Notice that the chained methods are called in the right order, but that their arguments -- even though they're in different function calls!! -- are evaluated in _reverse_ order, and _before_ any of the chained methods are called.

I really wouldn't have expected this.  I _would_ have expected

A
1
B
2

But the compiler must be being clever here, for some reason.

Should this kind of thing be documented, specified, implementation-dependent etc.?  Because I would have expected the chained call above to basically be evaluated as:

auto t = s.chain(a());
t.chain(b());

which gives the expected output above.


January 16, 2008
Jarrett Billingsley wrote:
> Something tells me this was discussed before, but sheesh..
> 
> int a() { Stdout.formatln("A"); return 1; }
> int b() { Stdout.formatln("B"); return 2; }
> 
> struct S
> {
>     S* chain(int x)
>     {
>         Stdout.formatln("{}", x);
>         return this;
>     }
> }
> 
> void main()
> {
>     S s;
>     s.chain(a()).chain(b());
> }
> 
> This prints the following compiled with DMDWin:
> 
> B
> A
> 1
> 2
> 
> Notice that the chained methods are called in the right order, but that their arguments -- even though they're in different function calls!! -- are evaluated in _reverse_ order, and _before_ any of the chained methods are called.
> 
> I really wouldn't have expected this.  I _would_ have expected
> 
> A
> 1
> B
> 2
> 
> But the compiler must be being clever here, for some reason.
> 
> Should this kind of thing be documented, specified, implementation-dependent etc.?

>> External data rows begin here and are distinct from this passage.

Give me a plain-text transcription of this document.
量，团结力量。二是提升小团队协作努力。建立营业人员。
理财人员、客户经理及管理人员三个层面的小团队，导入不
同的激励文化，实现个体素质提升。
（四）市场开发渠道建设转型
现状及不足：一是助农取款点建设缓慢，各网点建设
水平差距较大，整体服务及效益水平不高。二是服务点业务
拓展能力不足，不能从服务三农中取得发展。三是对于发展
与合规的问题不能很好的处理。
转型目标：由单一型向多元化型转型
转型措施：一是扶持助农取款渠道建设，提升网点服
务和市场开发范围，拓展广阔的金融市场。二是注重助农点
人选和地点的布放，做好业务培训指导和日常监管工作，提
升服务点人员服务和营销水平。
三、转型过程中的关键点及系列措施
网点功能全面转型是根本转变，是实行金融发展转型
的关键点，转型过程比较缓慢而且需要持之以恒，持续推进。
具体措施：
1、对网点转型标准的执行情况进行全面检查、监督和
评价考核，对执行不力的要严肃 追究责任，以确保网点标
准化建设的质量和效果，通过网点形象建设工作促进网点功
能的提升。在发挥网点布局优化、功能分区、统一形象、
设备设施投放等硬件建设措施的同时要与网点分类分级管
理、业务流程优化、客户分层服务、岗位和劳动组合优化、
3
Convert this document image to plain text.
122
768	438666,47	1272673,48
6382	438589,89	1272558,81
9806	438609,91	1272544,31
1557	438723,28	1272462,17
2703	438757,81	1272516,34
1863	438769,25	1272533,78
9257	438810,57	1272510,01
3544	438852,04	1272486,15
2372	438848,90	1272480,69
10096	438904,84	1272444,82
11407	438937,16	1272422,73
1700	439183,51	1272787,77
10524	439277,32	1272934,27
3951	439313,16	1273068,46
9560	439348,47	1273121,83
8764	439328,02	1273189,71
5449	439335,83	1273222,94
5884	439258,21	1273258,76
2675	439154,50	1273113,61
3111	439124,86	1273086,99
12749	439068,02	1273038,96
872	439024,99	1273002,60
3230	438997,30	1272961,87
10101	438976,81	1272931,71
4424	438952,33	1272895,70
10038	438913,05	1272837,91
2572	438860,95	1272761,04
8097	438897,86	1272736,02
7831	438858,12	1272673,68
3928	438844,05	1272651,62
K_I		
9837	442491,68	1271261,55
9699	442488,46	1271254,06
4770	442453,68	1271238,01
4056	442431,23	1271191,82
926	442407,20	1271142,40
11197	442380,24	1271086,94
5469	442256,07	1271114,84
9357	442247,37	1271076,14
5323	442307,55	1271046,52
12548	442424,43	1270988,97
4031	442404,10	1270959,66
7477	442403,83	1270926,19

I think this is actually documented here:

http://www.digitalmars.com/d/1.0/expression.html

In the "Expression Order" section.  Basically, I think that:

a.op(b).op(c)

is equivalent to:

(a + b) + c

In terms of evaluation.  ie. I think you can be sure that the a.op(b) function will be called first and that b will be evaluated before this call takes place, but that's it.  The compiler is free to evaluate b and c both before this call, and to do so in any order.  However, I think Walter is planning on changing this for 2.0.


Sean
January 17, 2008
Jarrett Billingsley wrote:
> I really wouldn't have expected this.

I'd expect the calls to be done in an implementation-dependent order.  It reminds me of stuff like "a = b++ + b++;" which is a classic example of undefined behavior.